EXAMES GESTACIONAIS
Ultrassom não é destinado à identificação de gênero, decide magistrada
Magistrados de Itaboraí (RJ) concluem que exame obstétrico é probabilístico e não indicava gênero no laudo oficial; frustração com enxoval não gera dano moral
O Juizado Especial Cível de Itaboraí (RJ) negou o pedido de indenização por danos morais e materiais de uma gestante que alegou ter recebido informações equivocadas sobre o sexo de seu bebê durante um exame de ultrassonografia. A decisão, homologada pelo juiz Rafael de Oliveira Mônaco, estabelece um precedente importante sobre os limites da medicina diagnóstica, reafirmando que a ultrassonografia obstétrica possui caráter probabilístico e objetivos clínicos que transcendem a identificação de gênero.
Segundo a gestante, com 20 semanas de gravidez, a médica responsável teria informado que o feto era do sexo feminino, após o ultrassom. Com isso, o enxoval foi adquirido compatível com o sexo. Posteriormente, após realizar outro procedimento e o exame de sexagem fetal, descobriu-se que o bebê era do sexo divergente. Portanto, acionou a Justiça para pedir a restituição dos valores pagos pelo exame e pelo enxoval, além de indenização por danos morais.
AUSÊNCIA DE PROVA
Ao analisar os documentos do processo, a juíza leiga Marina de Oliveira Siqueira, responsável pela redação da sentença, identificou uma falha central na tese da acusação: não havia qualquer registro oficial no laudo do laboratório indicando que o feto era do sexo feminino. Pelo contrário, o documento técnico trazia o campo de gênero marcado como "outro", sem especificação, focando exclusivamente na biometria e na saúde do feto.

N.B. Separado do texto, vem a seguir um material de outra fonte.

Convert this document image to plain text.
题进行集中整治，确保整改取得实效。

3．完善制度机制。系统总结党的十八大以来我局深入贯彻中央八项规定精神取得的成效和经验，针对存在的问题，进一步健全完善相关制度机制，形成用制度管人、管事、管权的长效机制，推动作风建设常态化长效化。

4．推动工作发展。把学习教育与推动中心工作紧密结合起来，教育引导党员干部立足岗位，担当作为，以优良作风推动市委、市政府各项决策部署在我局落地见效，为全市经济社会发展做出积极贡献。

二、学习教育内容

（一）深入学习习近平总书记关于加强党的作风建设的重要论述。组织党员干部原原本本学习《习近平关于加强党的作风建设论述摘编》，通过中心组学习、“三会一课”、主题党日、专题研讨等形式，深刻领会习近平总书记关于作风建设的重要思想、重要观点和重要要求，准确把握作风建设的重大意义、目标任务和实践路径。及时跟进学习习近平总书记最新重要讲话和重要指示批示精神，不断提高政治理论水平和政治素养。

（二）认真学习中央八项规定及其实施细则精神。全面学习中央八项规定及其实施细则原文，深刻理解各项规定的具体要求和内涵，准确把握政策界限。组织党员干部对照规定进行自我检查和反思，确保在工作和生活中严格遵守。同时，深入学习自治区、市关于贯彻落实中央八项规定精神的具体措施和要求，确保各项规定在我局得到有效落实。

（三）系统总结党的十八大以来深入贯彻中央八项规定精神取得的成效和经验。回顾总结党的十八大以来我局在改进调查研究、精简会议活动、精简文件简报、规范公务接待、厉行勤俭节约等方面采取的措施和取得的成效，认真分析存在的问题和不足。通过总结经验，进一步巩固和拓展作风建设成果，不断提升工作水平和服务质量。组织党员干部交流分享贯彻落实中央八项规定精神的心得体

A magistrada explicou que a ultrassonografia de rotina serve primordialmente para avaliar o volume do líquido amniótico, o posicionamento da placenta e o desenvolvimento vital do bebê. Diferente da sexagem fetal, que é um exame de sangue específico para determinar o DNA e o gênero, a imagem por som depende de variáveis externas, como a posição do feto e a qualidade do equipamento.
INEXISTÊNCIA DE DANO
A fundamentação jurídica reforça que o exame é um "método diagnóstico complementar sujeito a limitações circunstanciais". Fatores como a idade gestacional e até as condições físicas da mãe podem dificultar a visualização da genitália. "O erro na indicação do sexo, por si só, não caracteriza falha na prestação do serviço quando não integra a conclusão formal do exame", pontuou a julgadora, citando a jurisprudência consolidada do Tribunal de Justiça do Rio de Janeiro (TJ-RJ).
Diante da falta de erro documental e da clareza sobre a margem de erro inerente ao procedimento, a Justiça julgou improcedentes os pedidos de ressarcimento dos valores gastos com o enxoval e a indenização por danos morais.